Many patients and health care providers are unaware that cardiovascular disease (CVD) is the leading cause of death in American women. Because diabetes is a well-established CVD risk equivalent, health care providers in practices that include a significant number of patients with diabetes should be particularly knowledgeable about this and should be able to discuss risks in real terms with their patients. Female patients, especially those with diabetes, should appreciate the magnitude of their own cardiovascular risk and understand what can be done to reduce that risk.
Ask a group of women to name a condition they fear and a majority will say breast cancer. Breast cancer awareness has been increasing steadily in the United States in recent years and rightly deserves respect as a killer of women. And, after all, it is the “C” word. But how does it compare with CVD as a cause of mortality in American women? Let's look at some of the facts.
In the United States, one in four women has some form of CVD.1
Nearly 40% of the deaths of all females in the United States in 2002 were the result of CVD.2
One in 2.5 women will die of heart disease, stroke, and other CVD compared with 1 in 30 who will die of breast cancer.2
Stroke mortality in 2002 in women accounted for 61.5% of the total stroke deaths.1
Sixty-four percent of women who die suddenly from an acute cardiovascular event had no previous symptoms.1
CVD is a particularly significant problem in African-American women(Figure 1).
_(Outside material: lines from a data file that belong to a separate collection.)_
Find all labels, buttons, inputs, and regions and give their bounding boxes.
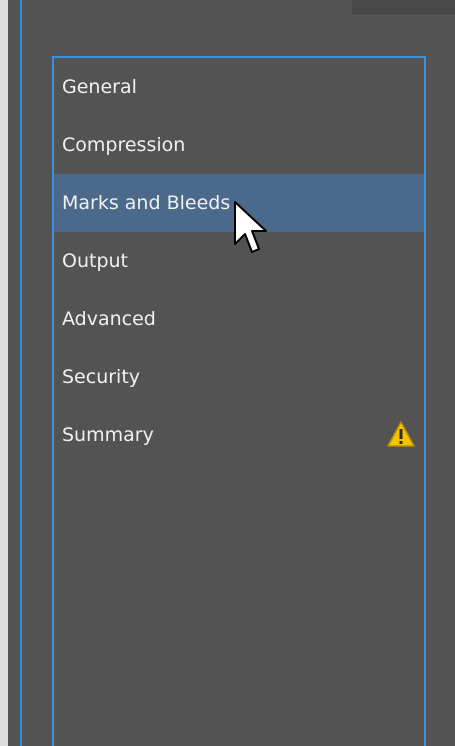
category-label: Advanced: [62, 308, 156, 330]
category-label: Output: [62, 250, 128, 272]
top-tab-edge: [352, 0, 455, 14]
warning-icon: [387, 421, 415, 447]
category-item-advanced[interactable]: Advanced: [54, 290, 424, 348]
category-item-general[interactable]: General: [54, 58, 424, 116]
category-list: General Compression Marks and Bleeds Out…: [54, 58, 424, 464]
category-item-security[interactable]: Security: [54, 348, 424, 406]
category-label: General: [62, 76, 137, 98]
category-label: Compression: [62, 134, 186, 156]
category-item-compression[interactable]: Compression: [54, 116, 424, 174]
category-label: Summary: [62, 424, 154, 446]
category-list-panel: General Compression Marks and Bleeds Out…: [52, 56, 426, 746]
left-accent-rule: [20, 0, 22, 746]
export-pdf-dialog: General Compression Marks and Bleeds Out…: [0, 0, 455, 746]
left-edge-strip: [0, 0, 8, 746]
category-label: Marks and Bleeds: [62, 192, 231, 214]
arrow-cursor-icon: [234, 201, 267, 253]
category-label: Security: [62, 366, 141, 388]
category-item-summary[interactable]: Summary: [54, 406, 424, 464]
In 2002, the prevalence of CVD in white females was 32.4%, compared to 44.7% in African-American females.1
The prevalence of stroke in white women was 2.6%, compared to 3.9% in African-American women.1
High blood pressure was present in 45.4% of African-American females,compared to 31% of white females.1
Over the past 20 years, mortality from CVD in men has decreased, while it has increased in women (Figure 2).
CVDs were responsible for the deaths of 493,623 women in 2002, compared to 433,825 men.1
Yet misperceptions persist that CVD is not a real problem for women.
That diabetes significantly increases the risk for CVD—both heart disease and stroke—in women and men is well established. Diabetes is a particularly widespread problem in female populations. The prevalence of diagnosed diabetes in 2002 in white women was 4.7%, compared to 12.6% in African-American and 11.3% in Mexican-American women.1 Further, it was estimated that the prevalence of undiagnosed diabetes in these populations was 2.7, 6.1, and 1.8%,respectively.1 And obesity, a risk factor for both CVD and diabetes, is epidemic; in 2002, 61.6%of all women in the United States were overweight or obese, including 57.2% of white, 71.7% of Mexican-American, and 77.2% of African-American women.1
Modification or prevention of the risk factors for CVD that often coexist with diabetes, such as obesity, hypertension, and high cholesterol, is an important goal for diabetic women. Other lifestyle risk factors that need to be discussed with patients and modified when present include physical inactivity and cigarette smoking.
Today, when health care providers should be more aware than ever of the increased risk for CVD in women with diabetes, it is clear that differences in treatment between the sexes still exist. A study recently published in Diabetes Care3 reported on a cross-sectional analysis that included 3,849 patients with diabetes treated in five academic internal medicine practices between 2000 and 2003. Researchers reviewed medical records and compared the treatment for conditions such as hypertension, dyslipidemia, and CHD in women with the treatment of the same conditions in a group of men with similar risk. They found that women were less likely to be treated for high blood pressure, high cholesterol, and diabetes or glucose intolerance and, if treated, were less likely to reach treatment goals. They were also less likely to be taking aspirin or cholesterol-lowering drugs.
So, although clear evidence exists that women with diabetes are at increased risk for CHD and that this risk has been increasing during the past two decades, men and women still receive different treatment. Modifiable risk factors for CHD in women are simply treated less aggressively (read: not taken seriously enough, despite the preponderance of evidence to the contrary). It is time for health care providers to be more proactive in educating female patients about and treating them for their heart disease risk in order to start reversing this alarming CVD trend.